It came down to Duke, Syracuse and Colgate, and on Nov. 17, 1993, the Hamilton High auditorium was filled with townspeople and members of the news media, all anxious about hearing Foyle's choice. "I've made my decision," he said. "I'm going back to the Caribbean."
After some nervous laughter, Foyle said he was going to Colgate because of the academic environment, and he wasn't joking. "It also made sense from a basketball standpoint," says Jay Mandle. "Jack Bruen is a great teacher, and Adonal gets to learn in a fairly low-pressure environment against some pretty good competition."
Bruen, who had already transformed the Colgate program from disastrous to respectable, was ecstatic, of course. "Next to the days my two children were born, this is the best day of my life," he said. The coaching staff of the Colgate women's basketball team sent Bruen champagne with which to celebrate.
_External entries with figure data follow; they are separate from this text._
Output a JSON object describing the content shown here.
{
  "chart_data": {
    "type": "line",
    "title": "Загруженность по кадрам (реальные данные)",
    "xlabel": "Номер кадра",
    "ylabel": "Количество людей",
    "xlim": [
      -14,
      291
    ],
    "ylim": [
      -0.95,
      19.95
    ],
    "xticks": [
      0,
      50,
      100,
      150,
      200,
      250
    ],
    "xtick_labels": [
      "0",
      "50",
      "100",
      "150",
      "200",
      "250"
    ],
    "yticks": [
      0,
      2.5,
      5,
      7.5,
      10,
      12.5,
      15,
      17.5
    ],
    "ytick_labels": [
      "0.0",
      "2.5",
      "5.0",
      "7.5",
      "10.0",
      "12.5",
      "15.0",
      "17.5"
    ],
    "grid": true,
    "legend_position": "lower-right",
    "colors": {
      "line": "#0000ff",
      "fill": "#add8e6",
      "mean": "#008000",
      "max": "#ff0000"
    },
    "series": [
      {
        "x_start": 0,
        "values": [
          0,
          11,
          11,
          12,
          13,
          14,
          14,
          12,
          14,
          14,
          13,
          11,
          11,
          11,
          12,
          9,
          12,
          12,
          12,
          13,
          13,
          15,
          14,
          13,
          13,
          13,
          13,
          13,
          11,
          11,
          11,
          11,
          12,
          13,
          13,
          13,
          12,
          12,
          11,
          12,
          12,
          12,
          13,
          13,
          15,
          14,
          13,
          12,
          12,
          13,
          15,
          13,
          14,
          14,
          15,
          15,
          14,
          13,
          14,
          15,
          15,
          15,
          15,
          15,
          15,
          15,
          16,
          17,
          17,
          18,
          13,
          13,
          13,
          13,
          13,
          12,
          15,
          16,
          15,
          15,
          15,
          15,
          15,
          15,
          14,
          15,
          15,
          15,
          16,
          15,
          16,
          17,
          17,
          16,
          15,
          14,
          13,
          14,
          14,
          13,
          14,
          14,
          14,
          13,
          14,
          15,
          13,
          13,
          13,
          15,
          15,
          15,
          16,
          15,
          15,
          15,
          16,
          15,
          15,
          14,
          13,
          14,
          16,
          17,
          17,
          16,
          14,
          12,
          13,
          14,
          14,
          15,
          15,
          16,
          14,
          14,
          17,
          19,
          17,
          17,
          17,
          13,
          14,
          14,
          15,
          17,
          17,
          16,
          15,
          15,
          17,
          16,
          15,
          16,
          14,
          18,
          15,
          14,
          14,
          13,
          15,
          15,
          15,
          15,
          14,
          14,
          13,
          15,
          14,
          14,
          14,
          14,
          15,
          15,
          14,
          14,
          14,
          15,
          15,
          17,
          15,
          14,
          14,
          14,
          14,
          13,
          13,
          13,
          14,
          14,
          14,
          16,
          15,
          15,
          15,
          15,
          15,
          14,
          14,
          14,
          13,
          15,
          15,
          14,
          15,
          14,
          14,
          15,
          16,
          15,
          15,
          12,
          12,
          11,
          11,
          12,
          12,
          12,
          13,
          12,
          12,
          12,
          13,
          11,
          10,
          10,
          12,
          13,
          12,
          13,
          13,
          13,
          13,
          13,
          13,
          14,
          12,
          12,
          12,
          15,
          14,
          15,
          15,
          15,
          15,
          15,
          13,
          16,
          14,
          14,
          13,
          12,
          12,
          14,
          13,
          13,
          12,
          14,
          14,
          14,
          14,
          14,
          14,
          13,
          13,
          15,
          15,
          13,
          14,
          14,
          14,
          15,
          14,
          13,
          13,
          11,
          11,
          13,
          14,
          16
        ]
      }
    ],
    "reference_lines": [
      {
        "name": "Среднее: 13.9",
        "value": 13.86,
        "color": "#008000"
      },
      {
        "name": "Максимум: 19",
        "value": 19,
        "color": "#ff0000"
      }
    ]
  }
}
The next day, papers in central New York and North Carolina carried either SYRACUSE FOYLED or DUKE FOYLED headlines. But the best reaction came from Kevin Joyce, a Hamilton High teammate of Foyle's. "It takes a big man to make a decision like that," he told Foyle.
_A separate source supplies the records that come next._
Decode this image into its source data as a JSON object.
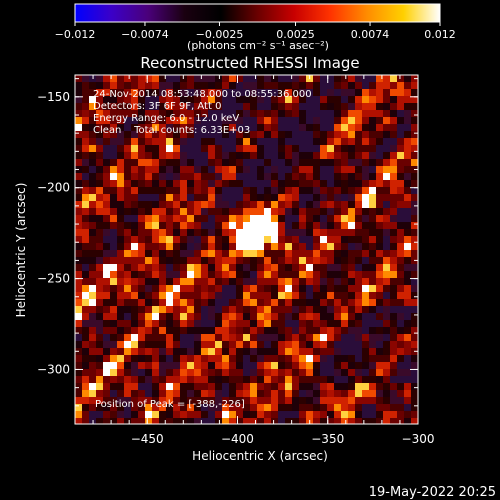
{
  "chart_data": {
    "type": "heatmap",
    "title": "Reconstructed RHESSI Image",
    "xlabel": "Heliocentric X (arcsec)",
    "ylabel": "Heliocentric Y (arcsec)",
    "xlim": [
      -490,
      -300
    ],
    "ylim": [
      -330,
      -138
    ],
    "x_ticks": [
      {
        "value": -450,
        "label": "−450"
      },
      {
        "value": -400,
        "label": "−400"
      },
      {
        "value": -350,
        "label": "−350"
      },
      {
        "value": -300,
        "label": "−300"
      }
    ],
    "y_ticks": [
      {
        "value": -150,
        "label": "−150"
      },
      {
        "value": -200,
        "label": "−200"
      },
      {
        "value": -250,
        "label": "−250"
      },
      {
        "value": -300,
        "label": "−300"
      }
    ],
    "colorbar": {
      "range": [
        -0.012,
        0.012
      ],
      "unit_label": "(photons cm⁻² s⁻¹ asec⁻²)",
      "ticks": [
        {
          "value": -0.012,
          "label": "−0.012"
        },
        {
          "value": -0.0074,
          "label": "−0.0074"
        },
        {
          "value": -0.0025,
          "label": "−0.0025"
        },
        {
          "value": 0.0025,
          "label": "0.0025"
        },
        {
          "value": 0.0074,
          "label": "0.0074"
        },
        {
          "value": 0.012,
          "label": "0.012"
        }
      ],
      "colors": [
        "#0000ff",
        "#3b00c8",
        "#4a007a",
        "#1a0010",
        "#000000",
        "#6a0000",
        "#c80000",
        "#ff3300",
        "#ff8c00",
        "#ffd000",
        "#ffffff"
      ]
    },
    "annotations": [
      "24-Nov-2014 08:53:48.000 to 08:55:36.000",
      "Detectors: 3F 6F 9F, Att 0",
      "Energy Range: 6.0 - 12.0 keV",
      "Clean    Total counts: 6.33E+03"
    ],
    "peak_label": "Position of Peak = [-388,-226]",
    "peak": {
      "x": -388,
      "y": -226
    }
  },
  "footer": {
    "date": "19-May-2022 20:25"
  }
}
Since Foyle's life is playing out like a movie, let's cut to the Colgate campus one year later and an acting class conducted by professor Katherine Liepe-Levinson. Two of her students are on a makeshift stage, acting out a scene from The Sign in Sidney Brustein's Window, a play about a young Jewish couple written by African-American playwright Lorraine Hansberry. When the scene is finished, the professor asks the class what the scene was about, and the 6'10" student in the back raises his hand.
"It's about choice," says Foyle. "It's about the conflict between the guy, who wants to live in the country, and the girl, who wants to live in the city."
After class Liepe-Levinson says, "Adonal has been a wonderful student, He's quite willing to step outside himself and project another character. He's goal-oriented, which you would expect from a basketball player, but he also shows a sensitivity you might not expect."
"I love acting," says Foyle, "and the feeling of freedom you get every time you assume a role. I also think it helps my basketball. In acting we are taught to show pain and anguish even though we feel no pain. It's the same as taking a charge."
Besides acting and general education, Foyle took economics and astronomy in the fall semester. He lives in a dorm, in a single so as not to make any of the 250 freshmen who wanted to room with him envious, and he is doing just fine socially, academically and athletically. The Mandles still keep close tabs on him, and some people might think they're overprotective. But they have invested a lot in Adonal, emotionally, financially and otherwise. At least they can laugh about it. The other day, when Joan complained that a liver test given to Adonal cost $800, Jay said, "Well, he's got a big liver."
Some things you can't put a price on. Whenever Adonal calls Joan "Mom" or Jay "Dad" or Jon "Bro," there is no hint of self-consciousness in his voice. Foyle may be a culture apart from the Mandles, but their closeness seems perfectly natural.